Although P. xiphiae has mainly been described from swordfish, it has also been reported from other billfish, i.e. Indo-Pacific sailfish, Istiophorus platypterus (Shaw, 1792), and striped marlin, Kajikia audax (Philippi, 1887) (see Speare 1999; Ortega-García & Hernández-Trujillo 2017), classified as a member of closely related Istiophoridae (Froese & Pauly 2020). Due to this small number of records, there are many gaps in the knowledge regarding its distribution, host range, life cycle, biology, and harmfulness to the host. The parasite may not be uncommon, but it is difficult to detect as it is only visible after the dissection of the fish cranium. It is possible that, similarly to other Philichthyidae species, it causes tumors in fish (Kazačenko 2001), the effects of which remain unknown, but so far no such observations have been recorded.

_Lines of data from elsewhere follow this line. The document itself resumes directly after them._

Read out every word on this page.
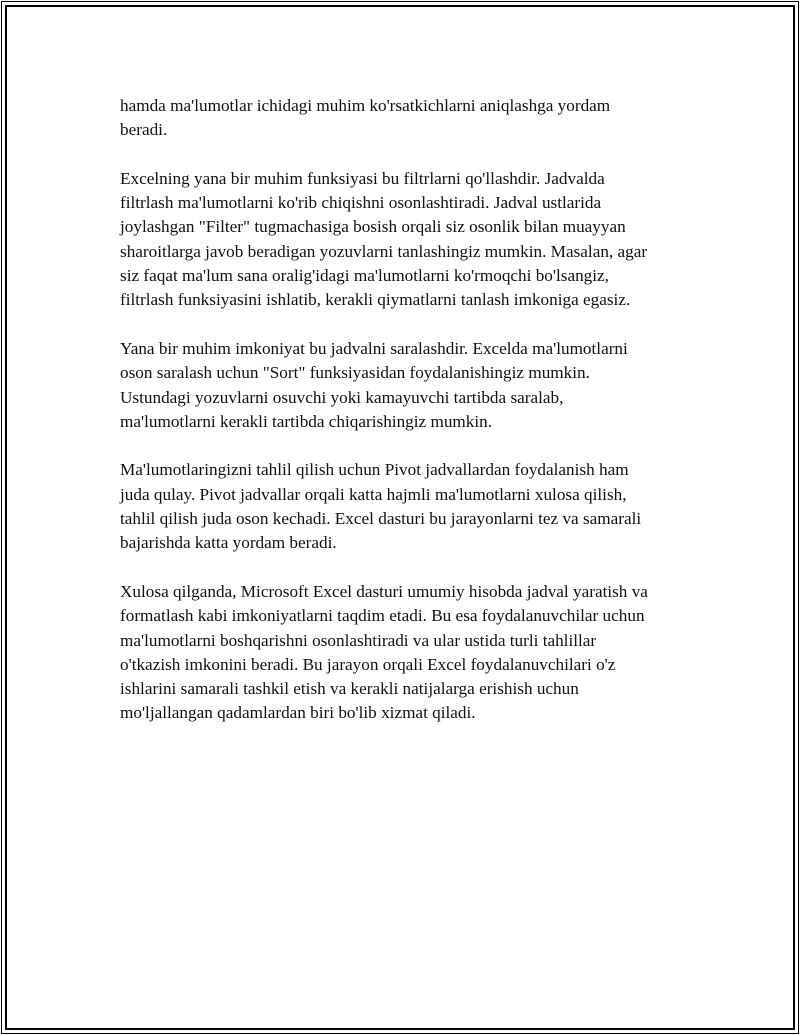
hamda ma'lumotlar ichidagi muhim ko'rsatkichlarni aniqlashga yordam
beradi.

Excelning yana bir muhim funksiyasi bu filtrlarni qo'llashdir. Jadvalda
filtrlash ma'lumotlarni ko'rib chiqishni osonlashtiradi. Jadval ustlarida
joylashgan "Filter" tugmachasiga bosish orqali siz osonlik bilan muayyan
sharoitlarga javob beradigan yozuvlarni tanlashingiz mumkin. Masalan, agar
siz faqat ma'lum sana oralig'idagi ma'lumotlarni ko'rmoqchi bo'lsangiz,
filtrlash funksiyasini ishlatib, kerakli qiymatlarni tanlash imkoniga egasiz.

Yana bir muhim imkoniyat bu jadvalni saralashdir. Excelda ma'lumotlarni
oson saralash uchun "Sort" funksiyasidan foydalanishingiz mumkin.
Ustundagi yozuvlarni osuvchi yoki kamayuvchi tartibda saralab,
ma'lumotlarni kerakli tartibda chiqarishingiz mumkin.

Ma'lumotlaringizni tahlil qilish uchun Pivot jadvallardan foydalanish ham
juda qulay. Pivot jadvallar orqali katta hajmli ma'lumotlarni xulosa qilish,
tahlil qilish juda oson kechadi. Excel dasturi bu jarayonlarni tez va samarali
bajarishda katta yordam beradi.

Xulosa qilganda, Microsoft Excel dasturi umumiy hisobda jadval yaratish va
formatlash kabi imkoniyatlarni taqdim etadi. Bu esa foydalanuvchilar uchun
ma'lumotlarni boshqarishni osonlashtiradi va ular ustida turli tahlillar
o'tkazish imkonini beradi. Bu jarayon orqali Excel foydalanuvchilari o'z
ishlarini samarali tashkil etish va kerakli natijalarga erishish uchun
mo'ljallangan qadamlardan biri bo'lib xizmat qiladi.
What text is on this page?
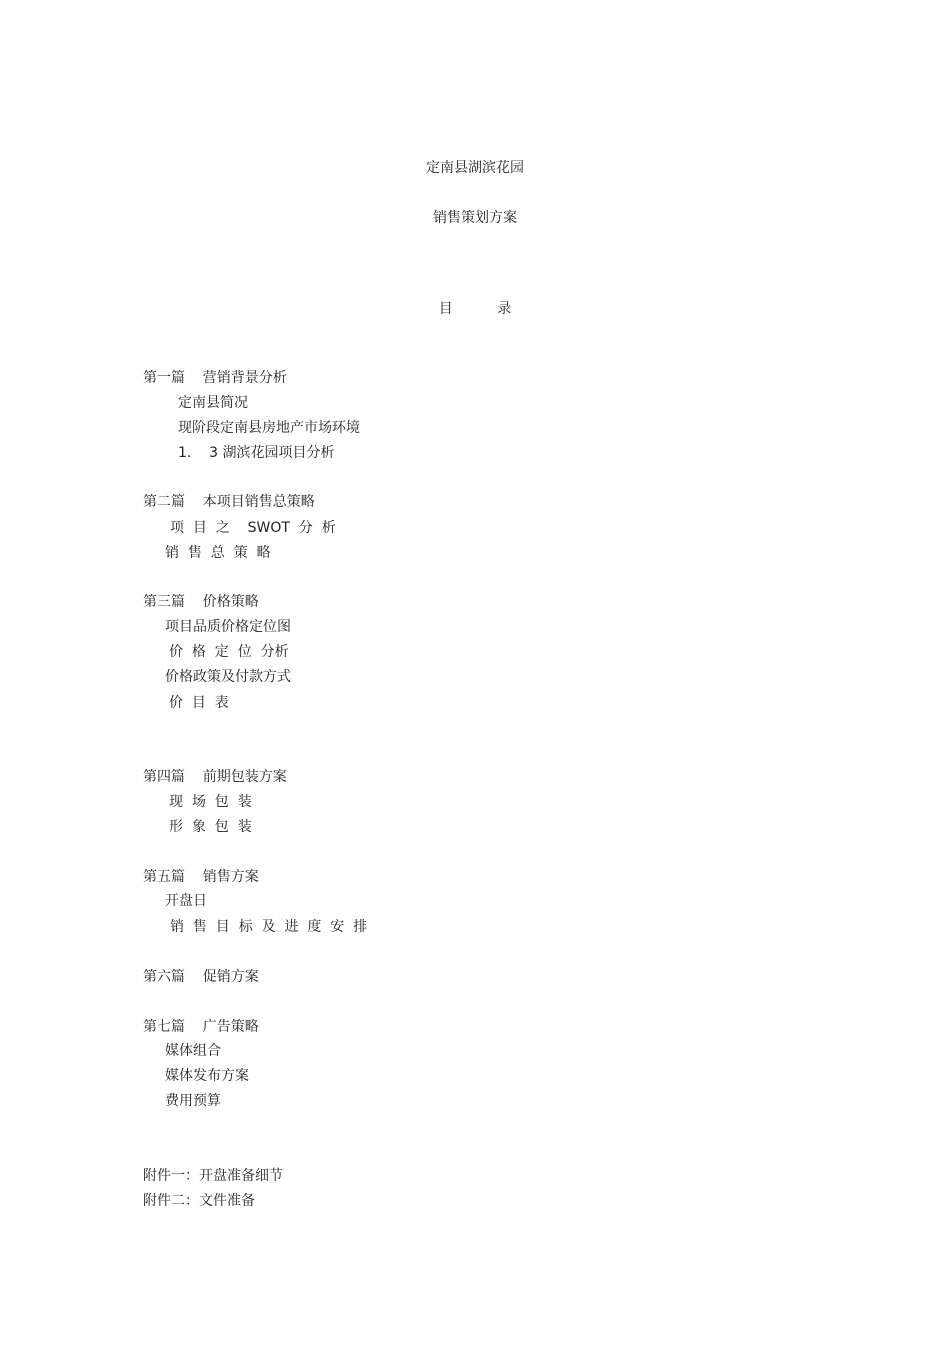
定南县湖滨花园
销售策划方案
目          录
第一篇    营销背景分析
定南县简况
现阶段定南县房地产市场环境
1.    3 湖滨花园项目分析
第二篇    本项目销售总策略
项  目  之    SWOT  分  析
销  售  总  策  略
第三篇    价格策略
项目品质价格定位图
价  格  定  位  分析
价格政策及付款方式
价  目  表
第四篇    前期包装方案
现  场  包  装
形  象  包  装
第五篇    销售方案
开盘日
销  售  目  标  及  进  度  安  排
第六篇    促销方案
第七篇    广告策略
媒体组合
媒体发布方案
费用预算
附件一：开盘准备细节
附件二：文件准备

Although the Baltic Sea is not a typical environment for swordfish, their presence there may be associated with strong seasonal storms and intrusions of water from the North Sea, enriching the Baltic with high-salinity waters, or the increased presence of mackerel or other attractive prey that may be followed by large predatory fish. In addition to swordfish, other fish species unusual for the Baltic Sea have also been observed, such as the ocean sunfish, Mola mola (Linnaeus, 1758) (see Grygiel 2010), as well as sharks, e.g. porbeagle, Lamna nasus (Bonnaterre, 1788), piked dogfish, Squalus acanthias Linnaeus, 1758 and lesser spotted dogfish, Scyliorhinus canicula (Linnaeus, 1758), velvet belly lanternshark, Etmopterus spinax (Linnaeus, 1758) (see Zidowitz et al. 2008; Więcaszek et al. 2018). It is now known that climate factors, particularly the progressive global warming, have an increasing influence on local environmental conditions (von Storch et al. 2015), which in turn results in the gradual expansion of the ranges of various species.
The increasingly common occurrence of large, migratory, predatory fish species in the Baltic Sea and other atypical basins represents a potential transmission factor for new, exotic parasites. There is therefore a need for more thorough analyses of their parasitofauna to enable more effective monitoring of potential risks to native fauna.